By the time I got home, I was committed to reclaiming the woman I’ve worked so hard to become over the last decade—the woman who values health, adventure, connection, and deep, authentic living. The woman who doesn’t get lost in mindless tasks or distractions but who works hard, plays hard, and rests hard.


In December, my husband and I spent the month at our rental property in Arizona. It was there that I began to practice the habits I know are important to me. I started journaling every day, exercising every day, and getting out in nature. I was intentional about setting clear boundaries between work and rest. I made time to reflect on how I was spending my days, realizing how much energy I’d been putting into things that weren’t serving me. I asked myself: What do I really want my life to look like? What kind of woman do I want to be? And how can I live in a way that aligns with that vision?

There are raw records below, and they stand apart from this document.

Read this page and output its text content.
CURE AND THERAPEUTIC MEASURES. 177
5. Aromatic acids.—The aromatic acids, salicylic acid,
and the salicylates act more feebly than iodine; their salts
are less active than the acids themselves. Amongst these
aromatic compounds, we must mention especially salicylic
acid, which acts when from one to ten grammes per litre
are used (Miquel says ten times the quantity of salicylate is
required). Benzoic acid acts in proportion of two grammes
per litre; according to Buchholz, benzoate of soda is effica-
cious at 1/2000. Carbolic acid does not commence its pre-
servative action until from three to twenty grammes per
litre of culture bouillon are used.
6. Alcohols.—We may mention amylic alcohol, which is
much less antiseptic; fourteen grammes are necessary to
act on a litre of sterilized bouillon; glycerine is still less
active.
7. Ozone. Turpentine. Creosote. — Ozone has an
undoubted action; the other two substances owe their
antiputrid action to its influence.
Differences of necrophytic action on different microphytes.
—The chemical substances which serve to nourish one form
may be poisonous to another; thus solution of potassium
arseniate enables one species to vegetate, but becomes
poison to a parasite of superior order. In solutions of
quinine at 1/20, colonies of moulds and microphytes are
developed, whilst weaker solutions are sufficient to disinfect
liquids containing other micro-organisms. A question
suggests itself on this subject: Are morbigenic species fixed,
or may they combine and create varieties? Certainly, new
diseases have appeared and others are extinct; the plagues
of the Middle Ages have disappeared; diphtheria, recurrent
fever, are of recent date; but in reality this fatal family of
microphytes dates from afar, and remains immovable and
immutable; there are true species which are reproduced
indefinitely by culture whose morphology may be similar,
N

That’s when I realized 2025 would be about reclaiming myself—not in a dramatic, sweeping way, but through small, consistent actions that help me return to the woman I want to be. I made a list of my core values: challenge, compassion, health, adventure, and connection. I thought about how I could honor those values every day—what small steps I could take to align my actions with my intentions.


This year isn’t about setting big goals, though I do have exciting plans in the works—trips, new experiences, and things I’d like to accomplish. But this year is really about remembering who I am and who I want to become. It’s about taking small, intentional steps to get there. It’s about reclaiming the wild woman within and living my one wild and precious life in a way that reflects my values.